The first episode UFOs über Büttenwarder was aired on 26 December 1997 on NDR. Two further episodes were shown on 26 December 1999 (Liebesnacht in Büttenwarder and Wahlkampf in Büttenwarder). In 2001 these episodes were integration in the first full series of Neues aus Büttenwarder.

The first 8 episodes were shown weekly on Tuesday evening from 16 January 2001 on ARD. Further episodes were aired at irregular interval from 2004. The series was initially not deemed popular enough to be aired as a regular series in the primetime TV viewing slots (9:05pm) on ARD. However, repeats on NDR proved very popular.
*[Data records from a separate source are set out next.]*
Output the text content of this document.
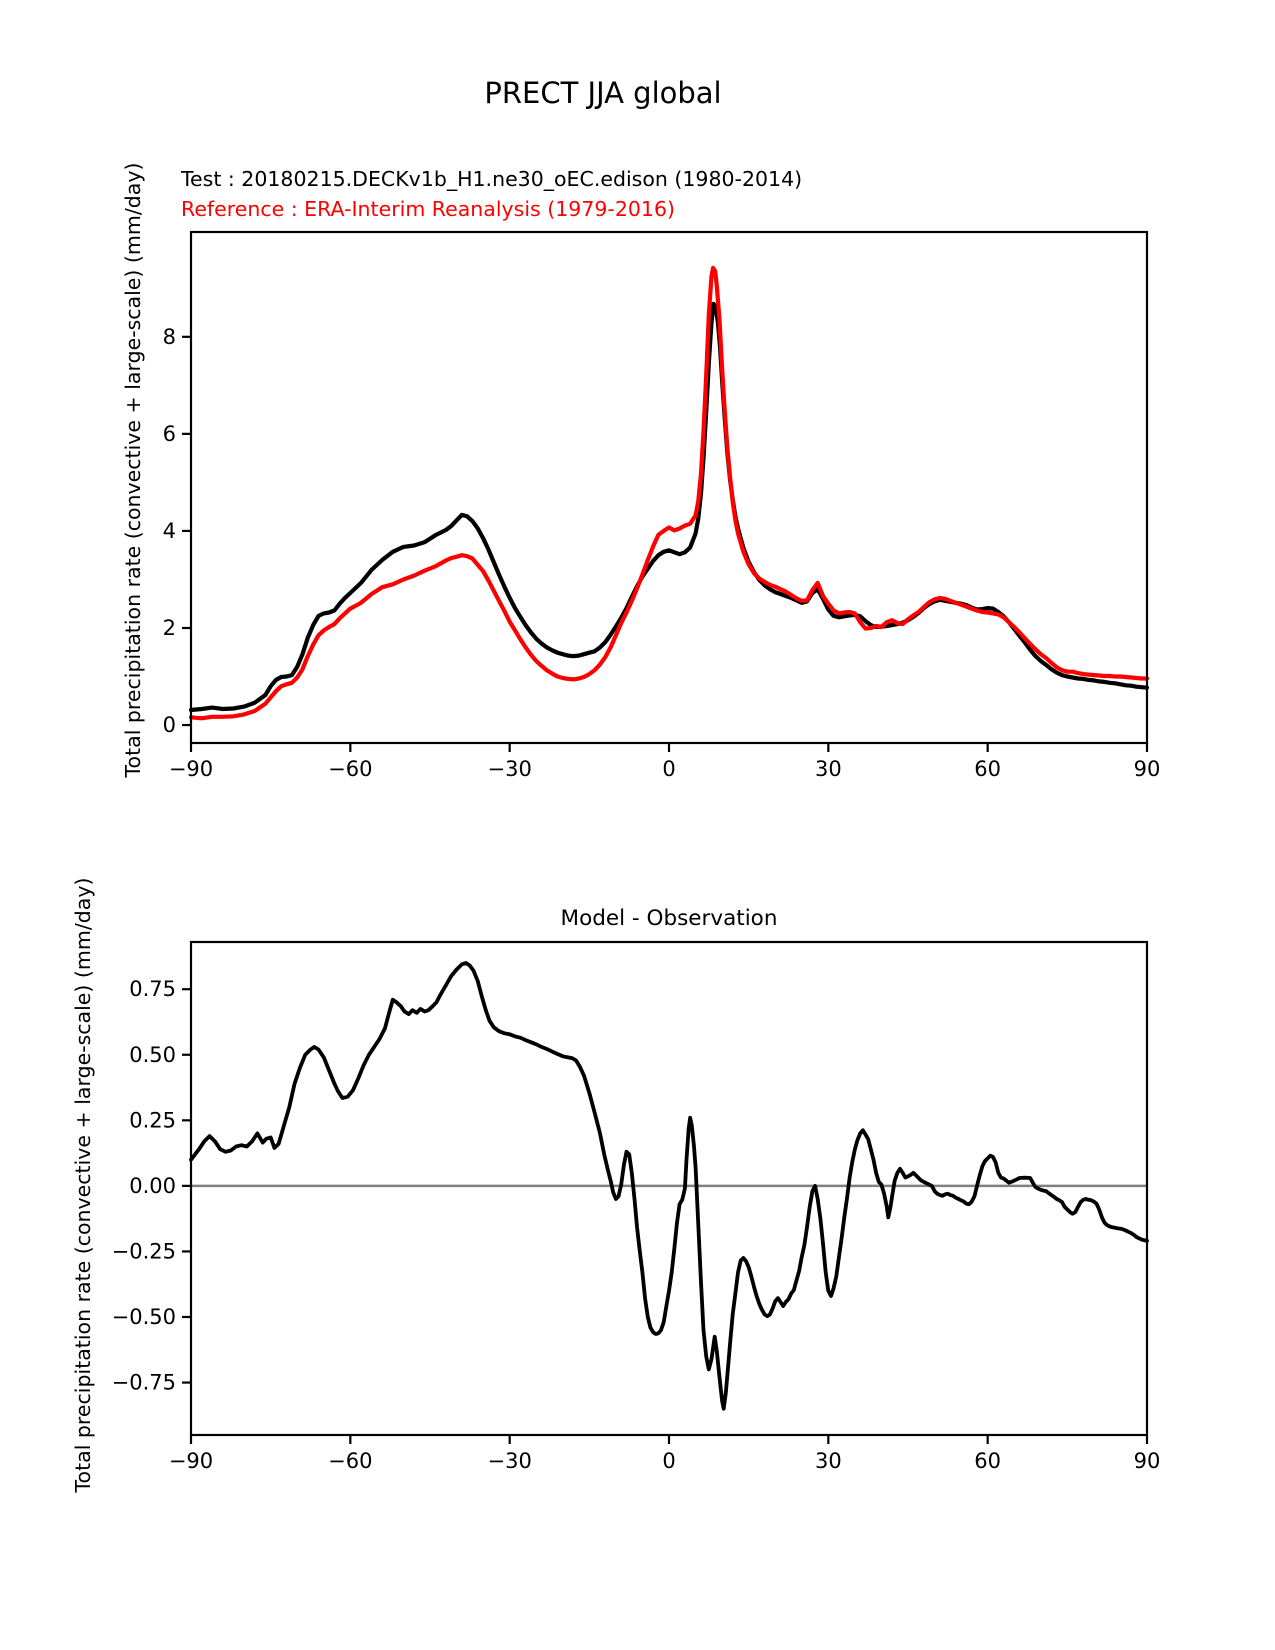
PRECT JJA global
Test : 20180215.DECKv1b_H1.ne30_oEC.edison (1980-2014)
Reference : ERA-Interim Reanalysis (1979-2016)
Total precipitation rate (convective + large-scale) (mm/day)
Total precipitation rate (convective + large-scale) (mm/day)	Model - Observation
−90	−60	−30	0	30	60	90
0
2
4
6
8
−90	−60	−30	0	30	60	90
0.75
0.50
0.25
0.00
−0.25
−0.50
−0.75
As of January 2014, 55 episode of Neues aus Büttenwarder have been filmed. The latest episodes were aired over Christmas 2013.

The first 47 episodes are available on DVD. Both the German and Plattdüütsch versions are available on all DVDs as well as special and bonus features.
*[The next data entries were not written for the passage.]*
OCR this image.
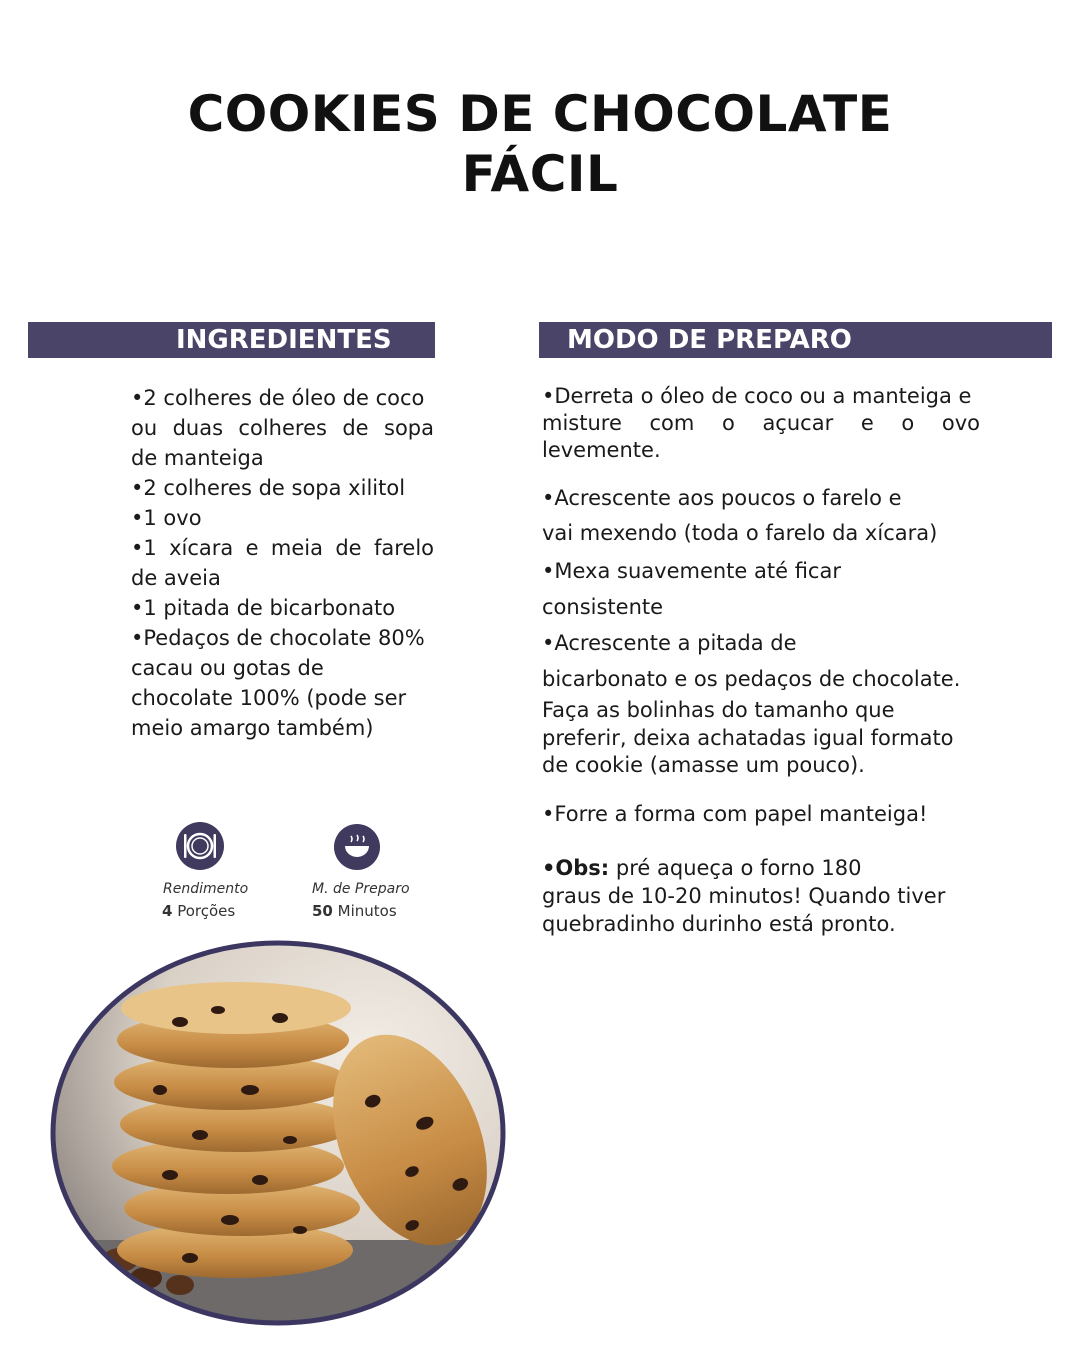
COOKIES DE CHOCOLATE
FÁCIL
INGREDIENTES	MODO DE PREPARO
•2 colheres de óleo de coco
ou duas colheres de sopa
de manteiga
•2 colheres de sopa xilitol
•1 ovo
•1 xícara e meia de farelo
de aveia
•1 pitada de bicarbonato
•Pedaços de chocolate 80%
cacau ou gotas de
chocolate 100% (pode ser
meio amargo também)

•Derreta o óleo de coco ou a manteiga e
misture com o açucar e o ovo
levemente.

•Acrescente aos poucos o farelo e
vai mexendo (toda o farelo da xícara)

•Mexa suavemente até ficar
consistente

•Acrescente a pitada de
bicarbonato e os pedaços de chocolate.
Faça as bolinhas do tamanho que
preferir, deixa achatadas igual formato
de cookie (amasse um pouco).

•Forre a forma com papel manteiga!

•Obs: pré aqueça o forno 180
graus de 10-20 minutos! Quando tiver
quebradinho durinho está pronto.

Rendimento
4 Porções
M. de Preparo
50 Minutos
All episodes made since 2011 are also available with Audio description.

== Talent Search ==

At the beginning of 2010 NDR ran a casting call in which fans of the show could upload videos of their unique talents onto YouTube. Over 330 videos were uploaded and the 20 best were voted on by a jury. After voting was completed the final 5 candidates were invited to a final casting after which the winner was given a guest role in the series. The runner up for also given a guest role in the series although this was only announced when the winner was revealed.
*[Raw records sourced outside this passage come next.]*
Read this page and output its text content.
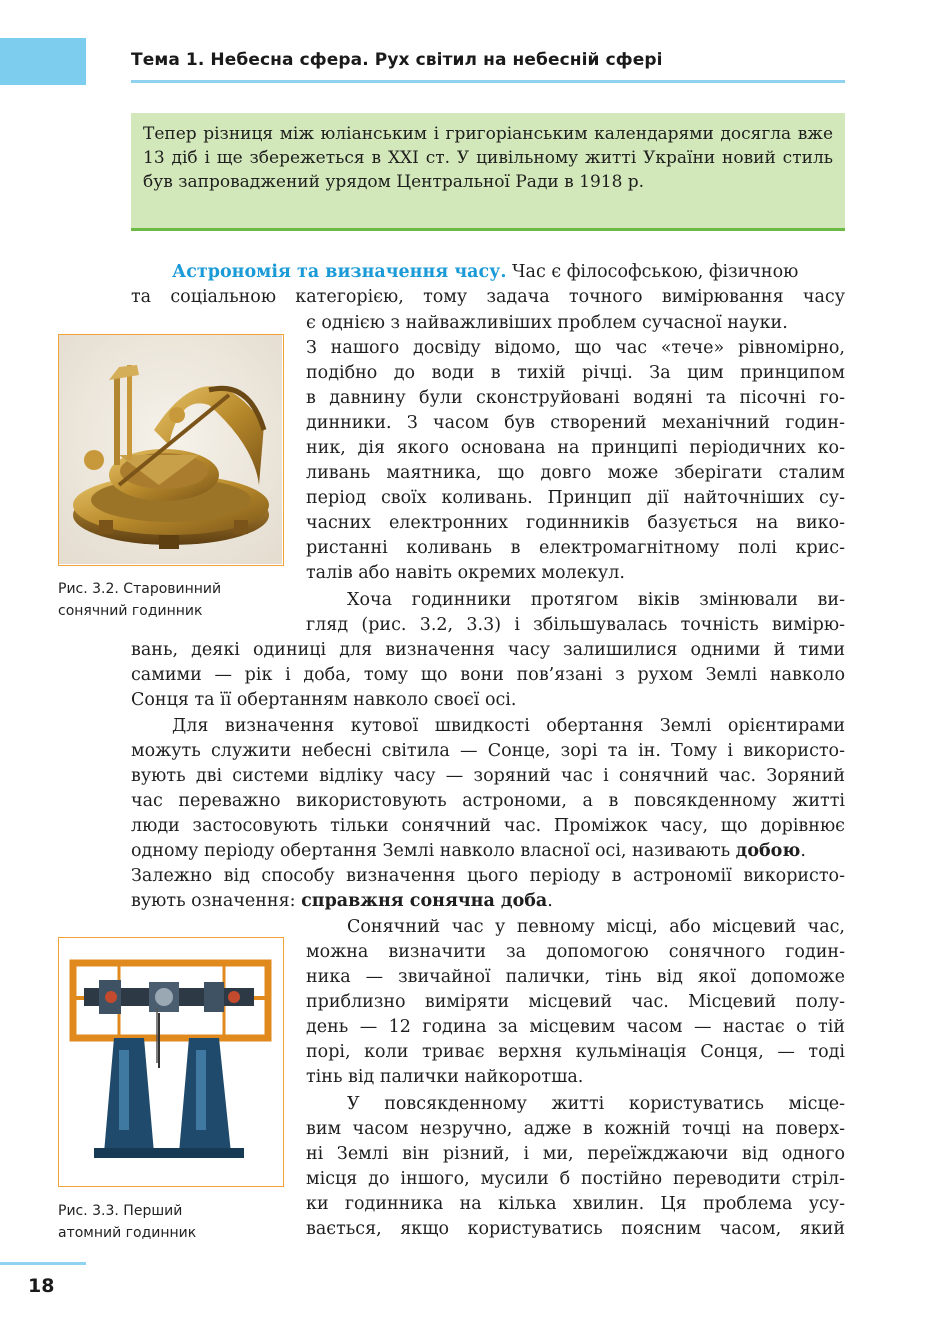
Тема 1. Небесна сфера. Рух світил на небесній сфері

Тепер різниця між юліанським і григоріанським календарями досягла вже 13 діб і ще збережеться в XXI ст. У цивільному житті України новий стиль був запроваджений урядом Центральної Ради в 1918 р.

Астрономія та визначення часу. Час є філософською, фізичною
та соціальною категорією, тому задача точного вимірювання часу
є однією з найважливіших проблем сучасної науки.
З нашого досвіду відомо, що час «тече» рівномірно,
подібно до води в тихій річці. За цим принципом
в давнину були сконструйовані водяні та пісочні го-
динники. З часом був створений механічний годин-
ник, дія якого основана на принципі періодичних ко-
ливань маятника, що довго може зберігати сталим
період своїх коливань. Принцип дії найточніших су-
часних електронних годинників базується на вико-
ристанні коливань в електромагнітному полі крис-
талів або навіть окремих молекул.
Хоча годинники протягом віків змінювали ви-
гляд (рис. 3.2, 3.3) і збільшувалась точність вимірю-
вань, деякі одиниці для визначення часу залишилися одними й тими
самими — рік і доба, тому що вони пов’язані з рухом Землі навколо
Сонця та її обертанням навколо своєї осі.
Для визначення кутової швидкості обертання Землі орієнтирами
можуть служити небесні світила — Сонце, зорі та ін. Тому і використо-
вують дві системи відліку часу — зоряний час і сонячний час. Зоряний
час переважно використовують астрономи, а в повсякденному житті
люди застосовують тільки сонячний час. Проміжок часу, що дорівнює
одному періоду обертання Землі навколо власної осі, називають добою.
Залежно від способу визначення цього періоду в астрономії використо-
вують означення: справжня сонячна доба.
Сонячний час у певному місці, або місцевий час,
можна визначити за допомогою сонячного годин-
ника — звичайної палички, тінь від якої допоможе
приблизно виміряти місцевий час. Місцевий полу-
день — 12 година за місцевим часом — настає о тій
порі, коли триває верхня кульмінація Сонця, — тоді
тінь від палички найкоротша.
У повсякденному житті користуватись місце-
вим часом незручно, адже в кожній точці на поверх-
ні Землі він різний, і ми, переїжджаючи від одного
місця до іншого, мусили б постійно переводити стріл-
ки годинника на кілька хвилин. Ця проблема усу-
вається, якщо користуватись поясним часом, який
Рис. 3.2. Старовинний
сонячний годинник
Рис. 3.3. Перший
атомний годинник
18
== 15 Years of Neues aus Büttenwarder ==

As part of the celebrations for the 15th anniversary of Neues aus Büttenwarder, a special cinema only compilation was shown in four north German towns. The episodes Schmerzensgeld, Guten Appetit and Schafwölkchen as well as parts of the documentary 15 Jahre – 15 Fragen (15 years – 15 questions) were shown.

== Books ==
- Norbert Eberlein, Ulfert Becker: Zu Besuch in Büttenwarder: Leute, Landschaft, Lütt & Lütt. edel-Verlag 2009, ISBN 978-3-941378-31-5.
- Norbert Eberlein: Gedeck, doppelt! – Neues aus Büttenwarder. Rowohlt, Reinbek 2012, ISBN 978-3-499-62820-7.
- Ulfert Becker: Wiedersehen in Büttenwarder: Mehr Leute, mehr Landschaft, noch mehr Lütt & Lütt. Edel-Verlag 2013, ISBN 978-3-8419-0237-5.